Karenanya, dikatakan Netty, Pemerintah harus segera mencari solusi atas persoalan tersebut. Kejadian ini, kata dia, juga harus menjadi catatan pemerintah agar tidak tergesa-gesa dalam melakukan pembelian dan mendatangkan vaksin. 

"Jangan sampai karena skema vaksin gratis, kita jadi lemah dan tidak mandiri. Penting juga dijelaskan pada masyarakat apakah skema vaksin gratis COVAX-WHO ini  benar-benar bantuan murni  bebas syarat. Jangan sampai publik berpikir, 1,1 juta dosis gratis didapatkan karena bersedia membeli 50 juta dosis lainnya,” kata legislator Jawa Barat ini.

Selain itu, Netty juga mendorong Pemerintah agar menggencarkan sosialisasi mengenai vaksin dan vaksinasi. Menurutnya, sosialisasi harus masif dan efektif, untuk mencegah beredarnya informasi hoaks dan tidak berdasar. 

"Sosialisasi vaksin juga jangan monoton. Gandeng tokoh masyarakat dan influencer yang sikap dan ucapannya didengar dan diikuti. Hati-hati, jangan salah pilih role model yang malah memberikan contoh buruk pada masyarakat,” tandas Netty. 

Diketahui, Badan Pengawas Obat dan Makanan (BPOM) telah merekomendasikan vaksin COVID-19 Astrazeneca tidak digunakan di Indonesia selama masih proses kajian, menyusul isu keamanan pada vaksin tersebut yang akhirnya ditangguhkan di 15 negara.

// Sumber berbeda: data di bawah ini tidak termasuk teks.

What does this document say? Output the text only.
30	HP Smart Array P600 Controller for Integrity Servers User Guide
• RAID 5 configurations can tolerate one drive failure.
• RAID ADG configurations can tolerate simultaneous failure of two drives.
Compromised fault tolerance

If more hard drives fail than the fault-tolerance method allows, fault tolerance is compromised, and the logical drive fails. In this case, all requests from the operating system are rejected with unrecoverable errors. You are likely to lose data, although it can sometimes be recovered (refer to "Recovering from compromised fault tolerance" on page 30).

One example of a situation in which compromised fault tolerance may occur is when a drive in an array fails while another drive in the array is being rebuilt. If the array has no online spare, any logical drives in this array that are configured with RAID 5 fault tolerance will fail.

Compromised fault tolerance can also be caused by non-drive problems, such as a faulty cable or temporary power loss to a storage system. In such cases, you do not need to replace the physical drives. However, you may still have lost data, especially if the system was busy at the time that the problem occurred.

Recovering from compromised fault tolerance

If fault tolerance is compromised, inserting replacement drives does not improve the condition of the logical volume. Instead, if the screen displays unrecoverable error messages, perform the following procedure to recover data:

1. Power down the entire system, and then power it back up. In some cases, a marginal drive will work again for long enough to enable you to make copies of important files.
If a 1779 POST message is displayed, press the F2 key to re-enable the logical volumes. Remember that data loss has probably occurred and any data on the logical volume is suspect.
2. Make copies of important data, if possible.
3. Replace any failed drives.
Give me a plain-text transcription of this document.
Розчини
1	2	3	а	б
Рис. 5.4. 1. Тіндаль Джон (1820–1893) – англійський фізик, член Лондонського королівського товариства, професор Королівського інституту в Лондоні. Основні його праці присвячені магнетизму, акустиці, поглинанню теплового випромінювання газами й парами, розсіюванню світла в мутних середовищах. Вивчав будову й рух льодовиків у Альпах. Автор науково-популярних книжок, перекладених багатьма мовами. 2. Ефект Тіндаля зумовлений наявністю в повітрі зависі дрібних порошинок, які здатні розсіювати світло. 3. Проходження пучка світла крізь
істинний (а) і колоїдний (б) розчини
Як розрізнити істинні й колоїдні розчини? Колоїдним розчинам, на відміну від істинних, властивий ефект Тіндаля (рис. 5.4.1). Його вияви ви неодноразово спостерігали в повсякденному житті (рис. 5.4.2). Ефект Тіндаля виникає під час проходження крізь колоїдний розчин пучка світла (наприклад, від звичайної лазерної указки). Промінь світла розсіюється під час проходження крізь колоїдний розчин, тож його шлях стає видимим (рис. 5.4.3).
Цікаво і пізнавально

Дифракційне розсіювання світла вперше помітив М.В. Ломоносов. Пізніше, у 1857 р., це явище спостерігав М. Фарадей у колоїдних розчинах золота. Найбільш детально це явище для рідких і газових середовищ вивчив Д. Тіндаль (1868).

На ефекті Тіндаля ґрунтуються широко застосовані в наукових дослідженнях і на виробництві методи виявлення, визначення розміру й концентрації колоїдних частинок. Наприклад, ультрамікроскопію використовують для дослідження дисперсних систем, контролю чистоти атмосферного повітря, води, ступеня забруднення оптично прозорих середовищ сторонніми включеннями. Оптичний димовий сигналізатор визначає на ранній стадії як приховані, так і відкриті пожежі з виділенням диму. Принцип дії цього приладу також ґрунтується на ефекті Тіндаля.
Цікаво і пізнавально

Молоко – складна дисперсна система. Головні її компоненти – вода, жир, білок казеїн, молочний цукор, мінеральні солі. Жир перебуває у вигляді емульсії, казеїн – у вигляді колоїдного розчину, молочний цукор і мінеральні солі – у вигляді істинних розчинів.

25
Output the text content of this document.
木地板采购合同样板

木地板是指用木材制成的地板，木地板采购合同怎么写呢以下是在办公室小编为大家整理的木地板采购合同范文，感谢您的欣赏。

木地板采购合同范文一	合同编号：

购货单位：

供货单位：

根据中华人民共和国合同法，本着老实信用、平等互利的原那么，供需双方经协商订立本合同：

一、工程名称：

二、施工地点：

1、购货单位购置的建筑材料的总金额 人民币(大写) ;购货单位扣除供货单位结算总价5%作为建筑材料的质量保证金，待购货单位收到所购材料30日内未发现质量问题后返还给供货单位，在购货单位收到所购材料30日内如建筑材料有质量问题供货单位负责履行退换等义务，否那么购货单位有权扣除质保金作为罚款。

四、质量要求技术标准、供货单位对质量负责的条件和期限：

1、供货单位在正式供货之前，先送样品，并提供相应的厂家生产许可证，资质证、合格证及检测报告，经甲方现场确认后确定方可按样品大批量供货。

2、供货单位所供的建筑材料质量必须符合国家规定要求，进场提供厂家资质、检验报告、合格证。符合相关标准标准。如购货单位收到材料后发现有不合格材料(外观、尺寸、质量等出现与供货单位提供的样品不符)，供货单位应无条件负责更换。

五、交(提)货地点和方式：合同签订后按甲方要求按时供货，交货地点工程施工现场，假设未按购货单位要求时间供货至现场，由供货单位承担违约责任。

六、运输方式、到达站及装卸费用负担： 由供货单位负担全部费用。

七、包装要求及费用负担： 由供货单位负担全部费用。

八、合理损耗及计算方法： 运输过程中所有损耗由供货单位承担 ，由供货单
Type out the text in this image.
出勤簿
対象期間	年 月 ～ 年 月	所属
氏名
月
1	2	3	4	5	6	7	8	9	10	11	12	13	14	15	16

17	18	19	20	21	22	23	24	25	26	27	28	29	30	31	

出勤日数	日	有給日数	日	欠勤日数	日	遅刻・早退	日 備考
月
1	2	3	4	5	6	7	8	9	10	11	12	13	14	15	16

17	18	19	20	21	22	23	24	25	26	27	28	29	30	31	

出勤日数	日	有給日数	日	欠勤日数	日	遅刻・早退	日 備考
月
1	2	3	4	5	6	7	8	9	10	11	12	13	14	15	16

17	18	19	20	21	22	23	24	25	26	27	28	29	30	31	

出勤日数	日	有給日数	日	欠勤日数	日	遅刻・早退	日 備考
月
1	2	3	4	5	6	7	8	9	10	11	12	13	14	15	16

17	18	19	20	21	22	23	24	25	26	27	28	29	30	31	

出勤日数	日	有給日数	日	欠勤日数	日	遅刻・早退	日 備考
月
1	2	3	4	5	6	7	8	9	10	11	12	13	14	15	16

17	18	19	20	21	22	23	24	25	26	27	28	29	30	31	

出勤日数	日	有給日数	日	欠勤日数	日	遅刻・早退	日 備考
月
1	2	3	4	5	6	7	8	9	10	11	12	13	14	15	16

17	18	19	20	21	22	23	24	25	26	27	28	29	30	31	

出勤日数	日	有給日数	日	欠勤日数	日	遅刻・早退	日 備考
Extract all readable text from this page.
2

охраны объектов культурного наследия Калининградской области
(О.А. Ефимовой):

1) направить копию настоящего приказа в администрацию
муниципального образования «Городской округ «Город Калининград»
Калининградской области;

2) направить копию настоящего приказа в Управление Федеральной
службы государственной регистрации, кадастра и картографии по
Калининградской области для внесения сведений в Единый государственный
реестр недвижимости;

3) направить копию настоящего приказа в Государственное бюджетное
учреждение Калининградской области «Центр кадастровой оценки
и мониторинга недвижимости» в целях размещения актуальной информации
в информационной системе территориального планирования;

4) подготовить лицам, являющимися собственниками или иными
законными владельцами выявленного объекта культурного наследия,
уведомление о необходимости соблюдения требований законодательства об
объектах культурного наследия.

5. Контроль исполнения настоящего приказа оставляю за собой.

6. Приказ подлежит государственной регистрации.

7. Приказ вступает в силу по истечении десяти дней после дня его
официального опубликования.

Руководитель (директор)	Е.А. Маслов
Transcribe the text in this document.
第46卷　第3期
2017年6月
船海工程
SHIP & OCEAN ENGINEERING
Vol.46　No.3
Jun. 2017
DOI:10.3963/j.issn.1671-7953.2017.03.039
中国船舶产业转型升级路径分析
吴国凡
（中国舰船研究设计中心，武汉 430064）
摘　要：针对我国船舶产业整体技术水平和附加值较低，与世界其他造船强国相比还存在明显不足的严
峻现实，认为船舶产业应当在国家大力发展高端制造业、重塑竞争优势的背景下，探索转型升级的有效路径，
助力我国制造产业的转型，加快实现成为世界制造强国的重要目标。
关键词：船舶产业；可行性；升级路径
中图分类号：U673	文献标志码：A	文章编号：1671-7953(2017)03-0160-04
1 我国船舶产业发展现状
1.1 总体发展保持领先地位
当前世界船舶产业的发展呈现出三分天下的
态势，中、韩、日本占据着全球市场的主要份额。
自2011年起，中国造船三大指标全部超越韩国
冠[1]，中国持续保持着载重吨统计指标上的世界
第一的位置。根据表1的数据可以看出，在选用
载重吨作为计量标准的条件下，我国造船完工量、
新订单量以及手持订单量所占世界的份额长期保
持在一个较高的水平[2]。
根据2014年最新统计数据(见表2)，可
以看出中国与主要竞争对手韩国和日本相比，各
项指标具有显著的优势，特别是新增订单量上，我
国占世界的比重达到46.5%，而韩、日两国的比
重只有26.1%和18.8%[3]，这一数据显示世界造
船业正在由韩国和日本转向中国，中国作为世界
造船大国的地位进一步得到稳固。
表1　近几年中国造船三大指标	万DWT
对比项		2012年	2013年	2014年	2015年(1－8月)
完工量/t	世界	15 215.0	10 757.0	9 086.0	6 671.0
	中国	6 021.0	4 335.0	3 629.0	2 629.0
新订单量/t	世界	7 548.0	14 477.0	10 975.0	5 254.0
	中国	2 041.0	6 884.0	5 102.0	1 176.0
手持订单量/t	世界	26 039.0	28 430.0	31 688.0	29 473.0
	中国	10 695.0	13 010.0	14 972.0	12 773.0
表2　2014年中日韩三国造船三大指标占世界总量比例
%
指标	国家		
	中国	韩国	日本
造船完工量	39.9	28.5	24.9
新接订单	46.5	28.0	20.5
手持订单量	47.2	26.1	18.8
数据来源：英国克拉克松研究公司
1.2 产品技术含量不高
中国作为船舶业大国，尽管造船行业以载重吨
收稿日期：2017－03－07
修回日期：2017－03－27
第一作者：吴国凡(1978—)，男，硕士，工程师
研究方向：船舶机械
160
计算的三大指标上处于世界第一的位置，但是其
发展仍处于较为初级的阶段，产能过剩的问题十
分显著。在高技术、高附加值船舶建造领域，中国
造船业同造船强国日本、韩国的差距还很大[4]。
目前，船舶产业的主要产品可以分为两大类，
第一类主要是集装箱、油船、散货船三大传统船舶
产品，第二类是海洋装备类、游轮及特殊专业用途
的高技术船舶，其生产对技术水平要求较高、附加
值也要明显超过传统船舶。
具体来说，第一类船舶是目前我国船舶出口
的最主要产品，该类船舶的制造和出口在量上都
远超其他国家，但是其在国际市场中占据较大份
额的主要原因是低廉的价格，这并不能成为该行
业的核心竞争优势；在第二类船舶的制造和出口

"Untuk kehati-hatian, BPOM bersama dengan tim pakar Komnas Penilai Obat, Komnas PP KIPI, dan ITAGI melakukan kajian lebih lanjut sejak diketahui isu keamanan tersebut. Selama masih dalam proses kajian, vaksin COVID-19 Astrazeneca direkomendasikan tidak digunakan," kata Kepala BPOM Penny Lukito dalam keterangannya di Jakarta, Rabu malam, 17 Maret.

BPOM menyebut penundaan tersebut juga dilakukan sehubungan karena adanya kasus pembekuan darah yang termasuk dua kasus fatal di Austria dan Denmark yang diduga setelah penyuntikan vaksin COVID-19 Astrazeneca bets tertentu (ABV5300, ABV3025 dan ABV2856).

Namun, meskipun vaksin COVID-19 AstraZeneca dengan nomor bets ABV5300, ABV3025, dan ABV2856 tidak masuk ke Indonesia dan demi kehati-hatian, rekomendasi tidak digunakan tersebut dikeluarkan BPOM yang selanjutnya terus menjalin komunikasi dengan WHO dan badan otoritas obat negara lain hasil investigasi dan kajian yang lengkap serta terkini terkait dengan keamanan vaksin itu.